The city's chefs and restaurateurs receive more national attention in this month's Travel & Leisure magazine. New Orleans ranked No. 2, behind only New York City, in the magazine's 2003 readers' poll. The magazine interviewed John Besh, chef at August, about his favorite food finds. His spot-on answers credit many of our small businesses and ethnic groceries. He praises Martin Wine Cellar for its deli and artisinal cheeses; Kim Phat Oriental Food Store in Gretna and the Pho Tau Bay restaurant next door; Mona's, where he buys rose flower water and pita bread; Mid-City's Latin American Union Supermarket, for its pork cracklin' and ropa vieja; and the Crescent City Farmers Market, specifically the milk and Creole cream cheese from Mauthe's Dairy.
Sante, a magazine for restaurant professionals, honored Bombay Club as one of North America's top restaurants at its 2003 Sante Restaurant Awards. Bombay Club was among six bar/restaurants nationally to receive this year's award. Sante flew owner Richard Fiske and seven friends to California to celebrate.
Meanwhile, man-about-America John Mariani names Bourbon House one of the country's best new restaurants in November's Esquire magazine. Chef Jared Tees accepted the honor last month at a private party in New York City.
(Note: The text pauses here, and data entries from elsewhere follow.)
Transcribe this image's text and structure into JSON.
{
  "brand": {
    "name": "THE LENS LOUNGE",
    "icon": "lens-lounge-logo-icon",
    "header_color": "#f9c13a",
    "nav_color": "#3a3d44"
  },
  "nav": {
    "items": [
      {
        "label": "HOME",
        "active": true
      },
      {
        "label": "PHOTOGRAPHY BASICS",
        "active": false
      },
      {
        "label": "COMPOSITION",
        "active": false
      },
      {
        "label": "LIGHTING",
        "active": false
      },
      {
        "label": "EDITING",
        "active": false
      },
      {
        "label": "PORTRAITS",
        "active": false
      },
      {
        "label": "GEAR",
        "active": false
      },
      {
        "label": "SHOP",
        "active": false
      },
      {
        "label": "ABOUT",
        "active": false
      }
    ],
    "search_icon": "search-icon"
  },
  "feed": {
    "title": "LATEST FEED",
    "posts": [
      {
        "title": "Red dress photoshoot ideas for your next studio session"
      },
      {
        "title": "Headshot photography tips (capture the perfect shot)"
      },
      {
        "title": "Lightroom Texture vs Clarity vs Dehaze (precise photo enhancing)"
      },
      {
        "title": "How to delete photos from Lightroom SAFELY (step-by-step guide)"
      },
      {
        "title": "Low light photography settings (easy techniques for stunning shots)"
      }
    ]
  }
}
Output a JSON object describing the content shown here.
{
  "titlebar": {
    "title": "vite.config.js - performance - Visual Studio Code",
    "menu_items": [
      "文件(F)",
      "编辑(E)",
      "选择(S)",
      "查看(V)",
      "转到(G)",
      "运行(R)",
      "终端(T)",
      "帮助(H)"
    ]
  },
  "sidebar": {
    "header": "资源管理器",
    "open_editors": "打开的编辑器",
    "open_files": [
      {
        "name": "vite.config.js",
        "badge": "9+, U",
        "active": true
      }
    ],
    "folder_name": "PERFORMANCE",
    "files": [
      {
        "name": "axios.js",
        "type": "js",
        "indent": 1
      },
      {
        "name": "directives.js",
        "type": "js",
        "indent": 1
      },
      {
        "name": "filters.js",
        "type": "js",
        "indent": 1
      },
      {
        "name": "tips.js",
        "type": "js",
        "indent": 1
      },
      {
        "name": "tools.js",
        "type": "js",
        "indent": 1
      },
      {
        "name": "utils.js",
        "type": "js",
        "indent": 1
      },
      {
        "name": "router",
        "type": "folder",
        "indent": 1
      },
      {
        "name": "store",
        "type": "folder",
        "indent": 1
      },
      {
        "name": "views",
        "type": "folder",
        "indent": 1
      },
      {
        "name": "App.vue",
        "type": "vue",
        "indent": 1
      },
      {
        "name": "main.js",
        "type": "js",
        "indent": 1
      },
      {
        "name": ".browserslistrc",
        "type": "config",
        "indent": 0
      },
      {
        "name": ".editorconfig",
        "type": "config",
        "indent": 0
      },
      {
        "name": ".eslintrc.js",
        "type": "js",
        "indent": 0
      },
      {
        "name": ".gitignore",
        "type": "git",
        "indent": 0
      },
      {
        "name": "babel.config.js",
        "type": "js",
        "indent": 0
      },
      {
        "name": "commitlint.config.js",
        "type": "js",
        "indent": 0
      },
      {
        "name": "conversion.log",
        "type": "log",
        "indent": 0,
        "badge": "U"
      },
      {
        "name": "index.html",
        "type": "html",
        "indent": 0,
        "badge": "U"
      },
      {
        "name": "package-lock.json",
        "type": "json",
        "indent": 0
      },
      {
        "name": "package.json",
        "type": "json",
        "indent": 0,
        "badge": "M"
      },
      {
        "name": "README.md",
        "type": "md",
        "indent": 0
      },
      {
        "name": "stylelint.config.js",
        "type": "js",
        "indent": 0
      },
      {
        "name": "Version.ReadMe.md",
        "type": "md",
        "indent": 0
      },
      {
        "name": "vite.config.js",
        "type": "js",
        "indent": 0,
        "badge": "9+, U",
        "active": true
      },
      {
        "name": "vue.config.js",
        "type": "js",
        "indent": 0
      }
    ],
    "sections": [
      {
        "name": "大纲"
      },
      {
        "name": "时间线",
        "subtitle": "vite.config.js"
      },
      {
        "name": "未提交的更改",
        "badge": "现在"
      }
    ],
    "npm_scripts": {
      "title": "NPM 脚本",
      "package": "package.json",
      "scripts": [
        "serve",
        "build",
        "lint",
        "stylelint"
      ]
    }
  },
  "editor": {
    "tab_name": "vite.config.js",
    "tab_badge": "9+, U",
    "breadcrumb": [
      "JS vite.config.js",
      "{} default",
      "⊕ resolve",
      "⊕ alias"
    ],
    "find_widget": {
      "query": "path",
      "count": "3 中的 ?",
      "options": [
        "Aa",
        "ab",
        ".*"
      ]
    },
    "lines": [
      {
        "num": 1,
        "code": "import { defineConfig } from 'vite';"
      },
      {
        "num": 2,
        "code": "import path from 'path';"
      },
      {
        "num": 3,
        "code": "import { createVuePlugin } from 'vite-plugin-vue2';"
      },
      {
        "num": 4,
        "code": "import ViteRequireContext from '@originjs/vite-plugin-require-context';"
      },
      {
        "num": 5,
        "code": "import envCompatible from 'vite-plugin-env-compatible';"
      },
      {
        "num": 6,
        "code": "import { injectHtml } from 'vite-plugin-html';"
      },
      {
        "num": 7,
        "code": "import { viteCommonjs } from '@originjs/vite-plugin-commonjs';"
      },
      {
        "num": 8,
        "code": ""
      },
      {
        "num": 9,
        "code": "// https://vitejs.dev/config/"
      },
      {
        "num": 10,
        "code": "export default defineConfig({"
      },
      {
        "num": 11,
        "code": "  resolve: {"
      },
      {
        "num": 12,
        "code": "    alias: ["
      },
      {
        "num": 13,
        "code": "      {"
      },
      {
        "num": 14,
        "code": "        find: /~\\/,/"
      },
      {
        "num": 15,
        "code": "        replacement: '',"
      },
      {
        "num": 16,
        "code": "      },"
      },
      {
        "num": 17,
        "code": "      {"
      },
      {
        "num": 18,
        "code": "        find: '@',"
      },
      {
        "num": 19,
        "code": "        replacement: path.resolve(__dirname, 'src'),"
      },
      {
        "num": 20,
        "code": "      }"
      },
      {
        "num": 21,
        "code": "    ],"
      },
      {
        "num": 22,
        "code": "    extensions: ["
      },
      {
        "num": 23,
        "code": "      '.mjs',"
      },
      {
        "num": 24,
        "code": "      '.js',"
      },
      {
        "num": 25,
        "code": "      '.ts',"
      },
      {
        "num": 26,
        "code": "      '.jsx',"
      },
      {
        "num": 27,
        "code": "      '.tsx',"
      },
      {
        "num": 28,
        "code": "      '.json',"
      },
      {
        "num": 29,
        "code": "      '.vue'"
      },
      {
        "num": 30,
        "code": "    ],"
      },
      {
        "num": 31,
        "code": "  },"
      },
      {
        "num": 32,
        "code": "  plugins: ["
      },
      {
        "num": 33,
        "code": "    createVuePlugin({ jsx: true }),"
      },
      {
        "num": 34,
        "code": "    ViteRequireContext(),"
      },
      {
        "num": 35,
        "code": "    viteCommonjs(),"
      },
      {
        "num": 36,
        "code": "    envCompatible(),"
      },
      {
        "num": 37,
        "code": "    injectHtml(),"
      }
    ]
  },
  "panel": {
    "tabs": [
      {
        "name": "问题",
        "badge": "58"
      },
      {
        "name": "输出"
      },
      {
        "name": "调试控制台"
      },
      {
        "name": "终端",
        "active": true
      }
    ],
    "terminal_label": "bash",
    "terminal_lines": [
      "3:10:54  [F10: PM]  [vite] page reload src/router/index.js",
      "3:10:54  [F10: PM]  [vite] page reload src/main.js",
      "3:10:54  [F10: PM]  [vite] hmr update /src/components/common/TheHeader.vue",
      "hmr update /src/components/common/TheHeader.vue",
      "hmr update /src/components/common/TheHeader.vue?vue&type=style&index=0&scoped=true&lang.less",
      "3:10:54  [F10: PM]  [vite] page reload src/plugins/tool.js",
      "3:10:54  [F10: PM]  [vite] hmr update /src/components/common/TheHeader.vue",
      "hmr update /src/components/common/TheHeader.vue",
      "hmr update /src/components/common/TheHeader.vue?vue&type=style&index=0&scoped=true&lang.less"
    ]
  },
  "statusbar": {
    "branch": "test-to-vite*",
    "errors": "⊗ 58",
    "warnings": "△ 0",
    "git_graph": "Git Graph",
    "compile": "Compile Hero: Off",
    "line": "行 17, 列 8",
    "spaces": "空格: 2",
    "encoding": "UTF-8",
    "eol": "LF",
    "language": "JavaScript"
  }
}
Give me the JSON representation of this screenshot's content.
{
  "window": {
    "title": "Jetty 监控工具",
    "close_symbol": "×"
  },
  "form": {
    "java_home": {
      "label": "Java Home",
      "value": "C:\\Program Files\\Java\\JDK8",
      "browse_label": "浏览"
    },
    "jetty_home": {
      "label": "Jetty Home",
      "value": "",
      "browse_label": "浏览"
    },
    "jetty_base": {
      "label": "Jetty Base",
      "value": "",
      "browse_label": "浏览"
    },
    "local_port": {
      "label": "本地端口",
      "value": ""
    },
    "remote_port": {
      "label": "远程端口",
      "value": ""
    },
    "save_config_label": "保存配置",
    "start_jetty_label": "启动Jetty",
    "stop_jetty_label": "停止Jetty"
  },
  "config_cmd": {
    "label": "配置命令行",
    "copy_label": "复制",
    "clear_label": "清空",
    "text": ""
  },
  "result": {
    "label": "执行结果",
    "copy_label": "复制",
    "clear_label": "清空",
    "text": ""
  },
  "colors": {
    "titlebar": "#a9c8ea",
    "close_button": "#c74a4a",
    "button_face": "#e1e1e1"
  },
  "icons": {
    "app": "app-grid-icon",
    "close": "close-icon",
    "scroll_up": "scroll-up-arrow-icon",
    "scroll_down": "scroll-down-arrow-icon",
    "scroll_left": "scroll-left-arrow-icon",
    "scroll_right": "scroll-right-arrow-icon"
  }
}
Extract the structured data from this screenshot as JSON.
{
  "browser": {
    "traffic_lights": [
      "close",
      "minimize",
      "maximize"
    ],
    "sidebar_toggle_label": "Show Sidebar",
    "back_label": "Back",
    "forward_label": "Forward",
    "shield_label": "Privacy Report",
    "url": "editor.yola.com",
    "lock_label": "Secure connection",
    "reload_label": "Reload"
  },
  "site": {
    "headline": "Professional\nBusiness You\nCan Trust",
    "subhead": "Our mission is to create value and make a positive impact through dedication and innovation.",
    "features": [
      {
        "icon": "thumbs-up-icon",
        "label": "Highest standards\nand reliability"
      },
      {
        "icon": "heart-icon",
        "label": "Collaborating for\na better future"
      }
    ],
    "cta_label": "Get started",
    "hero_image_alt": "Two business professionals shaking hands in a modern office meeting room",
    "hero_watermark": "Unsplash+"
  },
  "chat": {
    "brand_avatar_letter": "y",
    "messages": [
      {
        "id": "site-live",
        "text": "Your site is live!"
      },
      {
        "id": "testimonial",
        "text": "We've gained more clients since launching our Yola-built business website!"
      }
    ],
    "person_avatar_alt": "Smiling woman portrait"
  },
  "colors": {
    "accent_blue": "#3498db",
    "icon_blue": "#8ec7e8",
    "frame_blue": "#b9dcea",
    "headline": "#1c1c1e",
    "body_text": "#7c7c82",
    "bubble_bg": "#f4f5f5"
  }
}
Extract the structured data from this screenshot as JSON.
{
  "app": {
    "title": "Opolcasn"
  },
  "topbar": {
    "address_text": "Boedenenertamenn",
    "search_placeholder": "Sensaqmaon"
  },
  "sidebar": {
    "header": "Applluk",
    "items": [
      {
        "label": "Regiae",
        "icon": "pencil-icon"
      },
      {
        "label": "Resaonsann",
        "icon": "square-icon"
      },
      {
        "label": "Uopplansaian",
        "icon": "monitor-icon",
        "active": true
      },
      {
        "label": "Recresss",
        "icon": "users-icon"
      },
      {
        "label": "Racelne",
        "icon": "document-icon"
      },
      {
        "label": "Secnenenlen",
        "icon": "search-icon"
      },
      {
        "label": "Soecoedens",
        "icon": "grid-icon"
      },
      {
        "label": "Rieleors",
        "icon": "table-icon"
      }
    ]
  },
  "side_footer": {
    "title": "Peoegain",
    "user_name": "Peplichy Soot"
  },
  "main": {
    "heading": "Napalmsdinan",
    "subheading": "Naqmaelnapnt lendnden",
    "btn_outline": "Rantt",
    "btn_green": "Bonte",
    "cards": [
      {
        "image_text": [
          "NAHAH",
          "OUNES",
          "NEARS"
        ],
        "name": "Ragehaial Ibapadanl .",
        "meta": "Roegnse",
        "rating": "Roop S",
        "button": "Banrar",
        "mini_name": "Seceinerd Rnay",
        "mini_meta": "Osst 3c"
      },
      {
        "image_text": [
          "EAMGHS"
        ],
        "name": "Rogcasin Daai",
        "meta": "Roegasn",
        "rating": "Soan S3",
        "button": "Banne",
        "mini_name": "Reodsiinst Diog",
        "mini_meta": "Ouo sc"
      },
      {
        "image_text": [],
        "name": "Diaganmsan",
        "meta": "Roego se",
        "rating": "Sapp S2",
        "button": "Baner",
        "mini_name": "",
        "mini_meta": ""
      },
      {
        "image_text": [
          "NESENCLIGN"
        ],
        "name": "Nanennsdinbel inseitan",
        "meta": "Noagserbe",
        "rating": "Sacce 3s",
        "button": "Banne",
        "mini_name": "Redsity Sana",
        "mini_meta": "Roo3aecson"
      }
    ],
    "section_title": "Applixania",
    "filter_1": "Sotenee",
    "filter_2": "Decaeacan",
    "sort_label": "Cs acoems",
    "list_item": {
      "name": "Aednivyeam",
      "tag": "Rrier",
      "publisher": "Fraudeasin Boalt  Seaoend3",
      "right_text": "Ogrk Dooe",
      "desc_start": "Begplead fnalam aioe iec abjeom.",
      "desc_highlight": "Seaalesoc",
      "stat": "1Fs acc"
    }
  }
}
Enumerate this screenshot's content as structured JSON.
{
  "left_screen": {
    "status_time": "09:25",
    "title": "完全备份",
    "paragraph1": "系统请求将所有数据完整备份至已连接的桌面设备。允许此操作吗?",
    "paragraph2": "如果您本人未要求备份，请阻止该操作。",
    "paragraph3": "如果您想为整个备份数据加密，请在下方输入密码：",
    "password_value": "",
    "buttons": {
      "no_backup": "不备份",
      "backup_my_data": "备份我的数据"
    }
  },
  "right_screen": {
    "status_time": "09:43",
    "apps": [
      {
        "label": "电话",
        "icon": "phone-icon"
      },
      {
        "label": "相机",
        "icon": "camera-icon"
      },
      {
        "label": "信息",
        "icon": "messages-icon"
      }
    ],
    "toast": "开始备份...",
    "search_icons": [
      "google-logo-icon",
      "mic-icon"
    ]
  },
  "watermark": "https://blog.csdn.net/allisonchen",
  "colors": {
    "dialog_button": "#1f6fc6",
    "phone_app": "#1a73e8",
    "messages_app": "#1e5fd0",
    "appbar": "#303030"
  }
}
In belated local media food news, the October issue of New Orleans Magazine featured Muriel's Jackson Square executive chef, Erik Veney, as Chef of the Year. Veney seems to have pulled Muriel's out of its unsteady newborn years. His menu is a mildly innovative take on Creole food, including dishes such as poached oysters in rosemary cream, turtle soup au sherry and redfish amandine layered Napoleon-style with sweet pea mashed potatoes.